2K5PGGA U.S. Rep. Andy Biggs (R-AZ), endorsed by former U.S. President Donald Trump, speaks on stage before a rally ahead of the midterm elections in Mesa, Arizona, U.S., October 9, 2022. REUTERS/Brian Snyder

Photo: Alamy

Rep. Andy Biggs, R-Ariz., introduced two pieces of legislation Thursday that would defund Manhattan District Attorney Alvin Bragg’s office following his office’s controversial indictment against President Donald Trump.

According to The Daily Caller, the “Accountability for Lawless Violence In Our Neighborhoods Act,” also known as the “ALVIN Act,” would prevent federal funding from supporting Bragg’s office. The ALVIN Act would also require the Manhattan district attorney’s office to repay any federal funding that was awarded after Jan. 1, 2022.

The second piece of legislation, the “No Federal Funds for Political Prosecutions Act,” seeks to prohibit state and local law enforcement organizations from “using funds or property attainted pursuant to section 511(e) of the Controlled Substances Act” to investigate or prosecute a criminal case against a U.S. president, vice president, or presidential candidate while lawlessness continues to rage across U.S. cities.
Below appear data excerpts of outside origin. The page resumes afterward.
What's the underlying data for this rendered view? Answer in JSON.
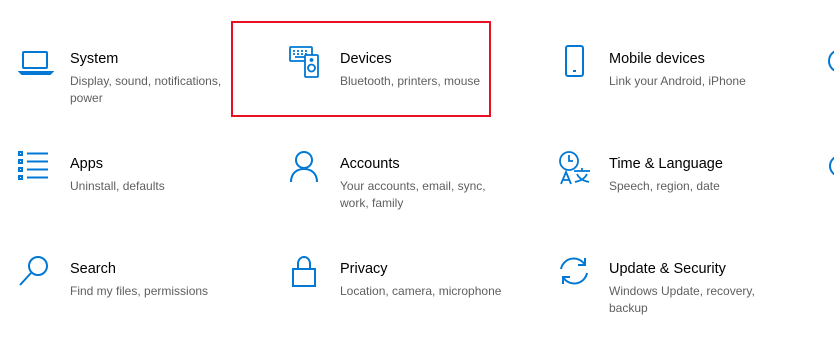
{
  "colors": {
    "accent": "#0078d4",
    "title": "#000000",
    "description": "#5f5f5f",
    "highlight_border": "#e81123"
  },
  "tiles": [
    {
      "title": "System",
      "desc": "Display, sound, notifications, power",
      "icon": "laptop-icon"
    },
    {
      "title": "Devices",
      "desc": "Bluetooth, printers, mouse",
      "icon": "devices-icon"
    },
    {
      "title": "Mobile devices",
      "desc": "Link your Android, iPhone",
      "icon": "phone-icon"
    },
    {
      "title": "Apps",
      "desc": "Uninstall, defaults",
      "icon": "apps-list-icon"
    },
    {
      "title": "Accounts",
      "desc": "Your accounts, email, sync, work, family",
      "icon": "person-icon"
    },
    {
      "title": "Time & Language",
      "desc": "Speech, region, date",
      "icon": "time-language-icon"
    },
    {
      "title": "Search",
      "desc": "Find my files, permissions",
      "icon": "search-icon"
    },
    {
      "title": "Privacy",
      "desc": "Location, camera, microphone",
      "icon": "lock-icon"
    },
    {
      "title": "Update & Security",
      "desc": "Windows Update, recovery, backup",
      "icon": "update-icon"
    }
  ]
}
“District Attorney Alvin Bragg ran on a campaign pledge to indict President Trump. Bragg took the unprecedented action of converting alleged minor business misdemeanors to 34 individual felonies in an attempt to put President Trump behind bars and humiliate him and his supporters,” Biggs said in a statement.
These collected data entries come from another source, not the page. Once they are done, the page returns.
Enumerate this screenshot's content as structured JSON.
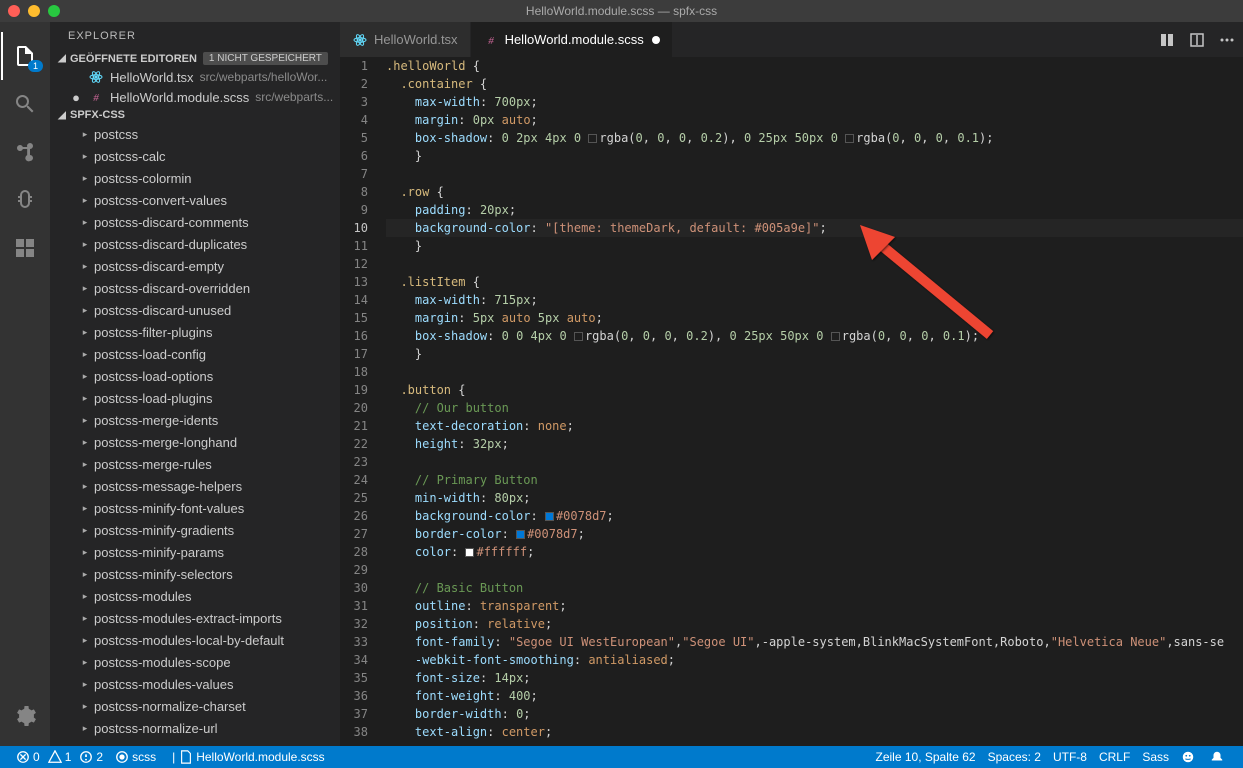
{
  "window": {
    "title": "HelloWorld.module.scss — spfx-css"
  },
  "sidebar": {
    "title": "EXPLORER",
    "open_editors_label": "GEÖFFNETE EDITOREN",
    "unsaved_label": "1 NICHT GESPEICHERT",
    "project_label": "SPFX-CSS",
    "open_editors": [
      {
        "name": "HelloWorld.tsx",
        "path": "src/webparts/helloWor...",
        "dirty": false,
        "icon": "react"
      },
      {
        "name": "HelloWorld.module.scss",
        "path": "src/webparts...",
        "dirty": true,
        "icon": "scss"
      }
    ],
    "tree": [
      "postcss",
      "postcss-calc",
      "postcss-colormin",
      "postcss-convert-values",
      "postcss-discard-comments",
      "postcss-discard-duplicates",
      "postcss-discard-empty",
      "postcss-discard-overridden",
      "postcss-discard-unused",
      "postcss-filter-plugins",
      "postcss-load-config",
      "postcss-load-options",
      "postcss-load-plugins",
      "postcss-merge-idents",
      "postcss-merge-longhand",
      "postcss-merge-rules",
      "postcss-message-helpers",
      "postcss-minify-font-values",
      "postcss-minify-gradients",
      "postcss-minify-params",
      "postcss-minify-selectors",
      "postcss-modules",
      "postcss-modules-extract-imports",
      "postcss-modules-local-by-default",
      "postcss-modules-scope",
      "postcss-modules-values",
      "postcss-normalize-charset",
      "postcss-normalize-url"
    ]
  },
  "tabs": [
    {
      "label": "HelloWorld.tsx",
      "active": false,
      "dirty": false,
      "icon": "react"
    },
    {
      "label": "HelloWorld.module.scss",
      "active": true,
      "dirty": true,
      "icon": "scss"
    }
  ],
  "activity_badge": "1",
  "statusbar": {
    "errors": "0",
    "warnings": "1",
    "infos": "2",
    "lang_mode": "scss",
    "file": "HelloWorld.module.scss",
    "cursor": "Zeile 10, Spalte 62",
    "spaces": "Spaces: 2",
    "encoding": "UTF-8",
    "eol": "CRLF",
    "lang_name": "Sass"
  },
  "code": {
    "current_line": 10,
    "lines": [
      {
        "sel": ".helloWorld",
        "rest": " {"
      },
      {
        "ind": 1,
        "sel": ".container",
        "rest": " {"
      },
      {
        "ind": 2,
        "prop": "max-width",
        "val_num": "700px",
        "end": ";"
      },
      {
        "ind": 2,
        "prop": "margin",
        "raw": [
          ": ",
          {
            "n": "0px"
          },
          " ",
          {
            "k": "auto"
          },
          ";"
        ]
      },
      {
        "ind": 2,
        "prop": "box-shadow",
        "raw": [
          ": ",
          {
            "n": "0"
          },
          " ",
          {
            "n": "2px"
          },
          " ",
          {
            "n": "4px"
          },
          " ",
          {
            "n": "0"
          },
          " ",
          {
            "sw": "transparent"
          },
          "rgba(",
          {
            "n": "0"
          },
          ", ",
          {
            "n": "0"
          },
          ", ",
          {
            "n": "0"
          },
          ", ",
          {
            "n": "0.2"
          },
          "), ",
          {
            "n": "0"
          },
          " ",
          {
            "n": "25px"
          },
          " ",
          {
            "n": "50px"
          },
          " ",
          {
            "n": "0"
          },
          " ",
          {
            "sw": "transparent"
          },
          "rgba(",
          {
            "n": "0"
          },
          ", ",
          {
            "n": "0"
          },
          ", ",
          {
            "n": "0"
          },
          ", ",
          {
            "n": "0.1"
          },
          ");"
        ]
      },
      {
        "ind": 2,
        "close": "}"
      },
      {
        "blank": true
      },
      {
        "ind": 1,
        "sel": ".row",
        "rest": " {"
      },
      {
        "ind": 2,
        "prop": "padding",
        "val_num": "20px",
        "end": ";"
      },
      {
        "ind": 2,
        "prop": "background-color",
        "raw": [
          ": ",
          {
            "s": "\"[theme: themeDark, default: #005a9e]\""
          },
          ";"
        ]
      },
      {
        "ind": 2,
        "close": "}"
      },
      {
        "blank": true
      },
      {
        "ind": 1,
        "sel": ".listItem",
        "rest": " {"
      },
      {
        "ind": 2,
        "prop": "max-width",
        "val_num": "715px",
        "end": ";"
      },
      {
        "ind": 2,
        "prop": "margin",
        "raw": [
          ": ",
          {
            "n": "5px"
          },
          " ",
          {
            "k": "auto"
          },
          " ",
          {
            "n": "5px"
          },
          " ",
          {
            "k": "auto"
          },
          ";"
        ]
      },
      {
        "ind": 2,
        "prop": "box-shadow",
        "raw": [
          ": ",
          {
            "n": "0"
          },
          " ",
          {
            "n": "0"
          },
          " ",
          {
            "n": "4px"
          },
          " ",
          {
            "n": "0"
          },
          " ",
          {
            "sw": "transparent"
          },
          "rgba(",
          {
            "n": "0"
          },
          ", ",
          {
            "n": "0"
          },
          ", ",
          {
            "n": "0"
          },
          ", ",
          {
            "n": "0.2"
          },
          "), ",
          {
            "n": "0"
          },
          " ",
          {
            "n": "25px"
          },
          " ",
          {
            "n": "50px"
          },
          " ",
          {
            "n": "0"
          },
          " ",
          {
            "sw": "transparent"
          },
          "rgba(",
          {
            "n": "0"
          },
          ", ",
          {
            "n": "0"
          },
          ", ",
          {
            "n": "0"
          },
          ", ",
          {
            "n": "0.1"
          },
          ");"
        ]
      },
      {
        "ind": 2,
        "close": "}"
      },
      {
        "blank": true
      },
      {
        "ind": 1,
        "sel": ".button",
        "rest": " {"
      },
      {
        "ind": 2,
        "comment": "// Our button"
      },
      {
        "ind": 2,
        "prop": "text-decoration",
        "raw": [
          ": ",
          {
            "k": "none"
          },
          ";"
        ]
      },
      {
        "ind": 2,
        "prop": "height",
        "val_num": "32px",
        "end": ";"
      },
      {
        "blank": true
      },
      {
        "ind": 2,
        "comment": "// Primary Button"
      },
      {
        "ind": 2,
        "prop": "min-width",
        "val_num": "80px",
        "end": ";"
      },
      {
        "ind": 2,
        "prop": "background-color",
        "raw": [
          ": ",
          {
            "sw": "#0078d7"
          },
          {
            "h": "#0078d7"
          },
          ";"
        ]
      },
      {
        "ind": 2,
        "prop": "border-color",
        "raw": [
          ": ",
          {
            "sw": "#0078d7"
          },
          {
            "h": "#0078d7"
          },
          ";"
        ]
      },
      {
        "ind": 2,
        "prop": "color",
        "raw": [
          ": ",
          {
            "sw": "#ffffff"
          },
          {
            "h": "#ffffff"
          },
          ";"
        ]
      },
      {
        "blank": true
      },
      {
        "ind": 2,
        "comment": "// Basic Button"
      },
      {
        "ind": 2,
        "prop": "outline",
        "raw": [
          ": ",
          {
            "k": "transparent"
          },
          ";"
        ]
      },
      {
        "ind": 2,
        "prop": "position",
        "raw": [
          ": ",
          {
            "k": "relative"
          },
          ";"
        ]
      },
      {
        "ind": 2,
        "prop": "font-family",
        "raw": [
          ": ",
          {
            "s": "\"Segoe UI WestEuropean\""
          },
          ",",
          {
            "s": "\"Segoe UI\""
          },
          ",-apple-system,BlinkMacSystemFont,Roboto,",
          {
            "s": "\"Helvetica Neue\""
          },
          ",sans-se"
        ]
      },
      {
        "ind": 2,
        "prop": "-webkit-font-smoothing",
        "raw": [
          ": ",
          {
            "k": "antialiased"
          },
          ";"
        ]
      },
      {
        "ind": 2,
        "prop": "font-size",
        "val_num": "14px",
        "end": ";"
      },
      {
        "ind": 2,
        "prop": "font-weight",
        "val_num": "400",
        "end": ";"
      },
      {
        "ind": 2,
        "prop": "border-width",
        "val_num": "0",
        "end": ";"
      },
      {
        "ind": 2,
        "prop": "text-align",
        "raw": [
          ": ",
          {
            "k": "center"
          },
          ";"
        ]
      }
    ]
  }
}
Biggs claims that Bragg “weaponized” his office, spent “thousands” of dollars in federal tax dollars to investigate and indict the 45th president, and is “demanding millions” of additional taxpayer dollars through federal grants.
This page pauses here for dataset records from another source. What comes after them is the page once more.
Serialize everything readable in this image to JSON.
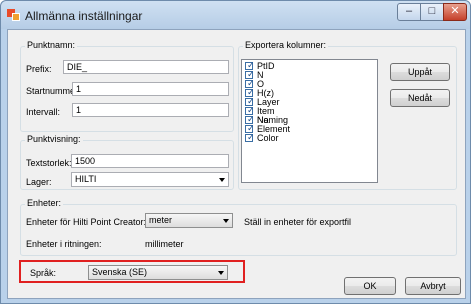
{
  "window": {
    "title": "Allmänna inställningar"
  },
  "punktnamn": {
    "title": "Punktnamn:",
    "prefix_label": "Prefix:",
    "prefix_value": "DIE_",
    "startnummer_label": "Startnumme",
    "startnummer_value": "1",
    "intervall_label": "Intervall:",
    "intervall_value": "1"
  },
  "punktvisning": {
    "title": "Punktvisning:",
    "textstorlek_label": "Textstorlek:",
    "textstorlek_value": "1500",
    "lager_label": "Lager:",
    "lager_value": "HILTI"
  },
  "export": {
    "title": "Exportera kolumner:",
    "columns": [
      {
        "label": "PtID",
        "checked": true
      },
      {
        "label": "N",
        "checked": true
      },
      {
        "label": "O",
        "checked": true
      },
      {
        "label": "H(z)",
        "checked": true
      },
      {
        "label": "Layer",
        "checked": true
      },
      {
        "label": "Item No",
        "checked": true
      },
      {
        "label": "Naming",
        "checked": true
      },
      {
        "label": "Element",
        "checked": true
      },
      {
        "label": "Color",
        "checked": true
      }
    ],
    "up_button": "Uppåt",
    "down_button": "Nedåt"
  },
  "enheter": {
    "title": "Enheter:",
    "hilti_label": "Enheter för Hilti Point Creator:",
    "hilti_value": "meter",
    "export_note": "Ställ in enheter för exportfil",
    "drawing_label": "Enheter i ritningen:",
    "drawing_value": "millimeter"
  },
  "language": {
    "label": "Språk:",
    "value": "Svenska (SE)"
  },
  "footer": {
    "ok_button": "OK",
    "cancel_button": "Avbryt"
  },
  "titlebar_buttons": {
    "minimize": "–",
    "maximize": "□",
    "close": "✕"
  },
  "colors": {
    "highlight": "#e02020",
    "titlebar": "#cfe0f2",
    "close": "#c5402a"
  }
}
“It’s disturbing to see District Attorney Bragg waste federal resources for political purposes rather than addressing the serious crime in his city,” he said.

Biggs, who serves as a member of both the Oversight and Accountability Committee and the House Judiciary Committee, explained that with an “almost insurmountable national debt” exceeding $31 trillion, the United States “cannot afford” to fund Bragg’s efforts to politicize the country’s system of criminal justice.